In Friedman, the court used interstate commerce to enforce an arbitration clause in the contract. However, it remains unclear if New York courts will continue to find ways to enforce arbitration agreements and ultimately invalidate PHL §2801-d. Regardless, general contractual and agency principles remain at play and there will continue to be obstacles in enforcing such clauses (for example—the legal authority of a family member who signed the agreement on the resident's behalf, or the mental competence of a resident who signed the agreement containing an arbitration clause).

It will be critical to monitor the court's future treatment of arbitration clauses, their applicability, and their interplay with PHL §2801-d as it may dramatically alter the future of long-term care litigation in New York going forward. In defending these cases, it is critical to be mindful of these issues as well as whether plaintiff has properly pleaded his cause of action, whether it is timely pursuant to the applicable statute of limitations, and the various other intricacies of litigating long-term care cases to provide the strongest possible defense for your client.

Endnotes

1. N.Y. PHL §4651(1).

2. N.Y. PHL §4657.

3. The rules and regulations which govern assisted living facilities are codified in NYCRR, Title 10, Chapter 10, as well as Article 46-B of the New York Public Health Law.

4. N.Y. PHL §2801(2).

5. 10 NYCRR 415.11.

6. Novick v.

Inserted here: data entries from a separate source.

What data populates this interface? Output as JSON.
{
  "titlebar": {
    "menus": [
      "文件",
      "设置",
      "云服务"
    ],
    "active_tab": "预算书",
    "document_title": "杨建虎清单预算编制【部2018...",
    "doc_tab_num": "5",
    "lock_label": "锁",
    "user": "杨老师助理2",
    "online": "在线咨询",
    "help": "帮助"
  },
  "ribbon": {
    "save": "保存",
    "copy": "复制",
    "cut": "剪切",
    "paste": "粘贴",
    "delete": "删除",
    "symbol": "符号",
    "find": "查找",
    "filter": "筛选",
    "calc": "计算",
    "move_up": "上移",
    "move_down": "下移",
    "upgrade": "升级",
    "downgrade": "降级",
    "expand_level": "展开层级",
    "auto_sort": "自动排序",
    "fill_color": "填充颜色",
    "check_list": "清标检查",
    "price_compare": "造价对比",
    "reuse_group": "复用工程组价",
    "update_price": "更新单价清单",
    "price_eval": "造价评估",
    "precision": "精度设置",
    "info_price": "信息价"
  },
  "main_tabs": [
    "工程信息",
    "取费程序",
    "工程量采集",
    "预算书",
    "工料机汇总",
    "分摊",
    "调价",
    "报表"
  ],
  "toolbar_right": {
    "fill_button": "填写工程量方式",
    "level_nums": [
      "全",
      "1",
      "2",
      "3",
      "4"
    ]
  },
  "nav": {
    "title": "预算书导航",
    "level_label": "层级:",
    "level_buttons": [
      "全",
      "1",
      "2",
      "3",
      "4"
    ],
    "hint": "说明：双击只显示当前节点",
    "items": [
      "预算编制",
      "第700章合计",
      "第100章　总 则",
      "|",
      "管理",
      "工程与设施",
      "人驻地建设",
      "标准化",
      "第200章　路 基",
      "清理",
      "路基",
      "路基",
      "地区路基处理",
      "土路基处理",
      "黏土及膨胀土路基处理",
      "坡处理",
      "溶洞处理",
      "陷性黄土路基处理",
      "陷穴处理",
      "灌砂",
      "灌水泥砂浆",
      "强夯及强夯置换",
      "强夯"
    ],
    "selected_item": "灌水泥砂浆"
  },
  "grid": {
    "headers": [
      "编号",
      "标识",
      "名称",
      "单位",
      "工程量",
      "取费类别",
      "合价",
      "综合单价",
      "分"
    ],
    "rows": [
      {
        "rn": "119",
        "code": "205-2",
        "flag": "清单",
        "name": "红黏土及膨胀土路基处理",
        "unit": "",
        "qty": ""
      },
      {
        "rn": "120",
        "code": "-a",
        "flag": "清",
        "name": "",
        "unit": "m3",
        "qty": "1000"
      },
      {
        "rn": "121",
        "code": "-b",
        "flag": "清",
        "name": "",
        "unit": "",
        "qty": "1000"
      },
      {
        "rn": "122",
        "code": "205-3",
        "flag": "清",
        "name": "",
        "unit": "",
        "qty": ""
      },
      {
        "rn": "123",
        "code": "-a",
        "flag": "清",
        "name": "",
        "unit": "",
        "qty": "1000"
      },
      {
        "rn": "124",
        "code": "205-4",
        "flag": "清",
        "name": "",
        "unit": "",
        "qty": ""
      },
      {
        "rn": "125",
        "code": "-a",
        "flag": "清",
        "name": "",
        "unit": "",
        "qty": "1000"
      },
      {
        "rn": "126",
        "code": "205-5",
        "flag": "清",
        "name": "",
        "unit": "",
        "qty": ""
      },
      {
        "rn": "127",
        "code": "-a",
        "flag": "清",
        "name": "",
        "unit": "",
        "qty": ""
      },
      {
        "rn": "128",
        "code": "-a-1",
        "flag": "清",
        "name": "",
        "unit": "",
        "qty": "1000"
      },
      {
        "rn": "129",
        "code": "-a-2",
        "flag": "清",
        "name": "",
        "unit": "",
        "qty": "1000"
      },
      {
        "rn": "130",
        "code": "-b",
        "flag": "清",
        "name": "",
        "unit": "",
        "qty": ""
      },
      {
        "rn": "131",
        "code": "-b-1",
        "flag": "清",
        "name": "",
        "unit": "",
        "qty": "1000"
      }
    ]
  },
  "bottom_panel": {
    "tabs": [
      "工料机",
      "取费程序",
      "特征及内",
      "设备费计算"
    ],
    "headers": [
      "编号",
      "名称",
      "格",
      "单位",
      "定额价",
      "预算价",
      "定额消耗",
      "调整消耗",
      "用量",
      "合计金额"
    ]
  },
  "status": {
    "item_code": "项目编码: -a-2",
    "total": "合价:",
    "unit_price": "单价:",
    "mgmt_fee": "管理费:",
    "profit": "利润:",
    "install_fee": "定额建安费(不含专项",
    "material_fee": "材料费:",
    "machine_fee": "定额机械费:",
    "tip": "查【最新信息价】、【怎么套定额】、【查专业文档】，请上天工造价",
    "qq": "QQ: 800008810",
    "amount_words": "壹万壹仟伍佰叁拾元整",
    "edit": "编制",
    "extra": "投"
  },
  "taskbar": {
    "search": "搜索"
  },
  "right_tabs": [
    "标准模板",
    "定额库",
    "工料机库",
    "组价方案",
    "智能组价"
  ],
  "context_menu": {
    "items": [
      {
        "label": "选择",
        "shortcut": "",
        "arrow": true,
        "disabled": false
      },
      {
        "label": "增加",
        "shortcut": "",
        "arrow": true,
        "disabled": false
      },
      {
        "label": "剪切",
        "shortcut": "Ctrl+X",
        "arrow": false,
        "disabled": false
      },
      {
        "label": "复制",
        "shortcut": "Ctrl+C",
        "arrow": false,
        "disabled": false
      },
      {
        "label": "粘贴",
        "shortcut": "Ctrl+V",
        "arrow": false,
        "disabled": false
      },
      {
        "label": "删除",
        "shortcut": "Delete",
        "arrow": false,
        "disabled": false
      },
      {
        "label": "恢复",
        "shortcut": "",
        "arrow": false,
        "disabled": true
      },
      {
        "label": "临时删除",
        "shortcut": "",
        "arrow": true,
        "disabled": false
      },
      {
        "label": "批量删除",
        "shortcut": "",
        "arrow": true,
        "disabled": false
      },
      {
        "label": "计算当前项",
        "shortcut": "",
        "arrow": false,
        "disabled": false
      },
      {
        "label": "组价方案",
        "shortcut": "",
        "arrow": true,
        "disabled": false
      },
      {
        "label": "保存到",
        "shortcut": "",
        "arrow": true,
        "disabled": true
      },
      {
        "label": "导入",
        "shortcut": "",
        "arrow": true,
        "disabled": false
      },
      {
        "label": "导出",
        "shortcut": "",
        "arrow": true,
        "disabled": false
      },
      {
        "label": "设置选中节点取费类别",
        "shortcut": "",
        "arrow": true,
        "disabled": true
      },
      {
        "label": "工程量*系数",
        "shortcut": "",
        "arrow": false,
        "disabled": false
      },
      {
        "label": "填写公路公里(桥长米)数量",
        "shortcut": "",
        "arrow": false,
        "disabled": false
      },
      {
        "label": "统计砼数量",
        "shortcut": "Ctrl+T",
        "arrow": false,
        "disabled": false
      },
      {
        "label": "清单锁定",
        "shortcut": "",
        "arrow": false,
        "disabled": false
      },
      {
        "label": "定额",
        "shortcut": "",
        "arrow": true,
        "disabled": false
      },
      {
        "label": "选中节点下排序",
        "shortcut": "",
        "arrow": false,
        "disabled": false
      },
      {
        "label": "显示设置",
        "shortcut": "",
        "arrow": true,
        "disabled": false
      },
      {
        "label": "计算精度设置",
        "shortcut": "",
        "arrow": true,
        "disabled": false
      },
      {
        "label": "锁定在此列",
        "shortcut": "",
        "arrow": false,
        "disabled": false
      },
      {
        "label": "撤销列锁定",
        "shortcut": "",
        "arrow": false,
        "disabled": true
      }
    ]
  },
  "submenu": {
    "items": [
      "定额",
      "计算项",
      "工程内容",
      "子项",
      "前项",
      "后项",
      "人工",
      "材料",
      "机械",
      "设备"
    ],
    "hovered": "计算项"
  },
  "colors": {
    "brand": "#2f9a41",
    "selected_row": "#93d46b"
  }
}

South Nassau Communities Hospital, 2016 NY Slip Op 01304 (2d Dept. 2016).

7. Novick v. South Nassau Communities Hospital, 2016 NY Slip Op 01304 (2d Dept. 2016).

8. Randone v. State, 30 Misc.3d 335, 338 (Ct. Cl. 2010).

9. N.Y. PHL §2801-d(1).

10. Novick v. South Nassau Communities Hospital, 2016 NY Slip Op 01304 (2d Dept. 2016).

11. N.Y. PHL §2801-d(2).

12. N.Y. PHL §2801-d(2).

13. Rey v. Park View Nursing Home, 262 A.D.2d 624, 626 (2d Dept. 1999) (internal citations omitted).

14. Annunziata v. Quest Diagnostics, 127 A.D.3d 630, 631 (1st Dept. 2015).

15. N.Y. CPLR §3012-a.

16. N.Y. PHL §2801-d(7) and (8).

17. N.Y. PHL §2801-d(4).

18. Friedman v. Hebrew Home for the Aged at Riverdale, 131 A.D.3d 421 (1st Dept. 2015).

19. The Federal Arbitration Act (9 U.S.C. §1) provides for contractually based compulsory arbitration.


This article first appeared in the June 23, 2016, edition of the New York Law Journal.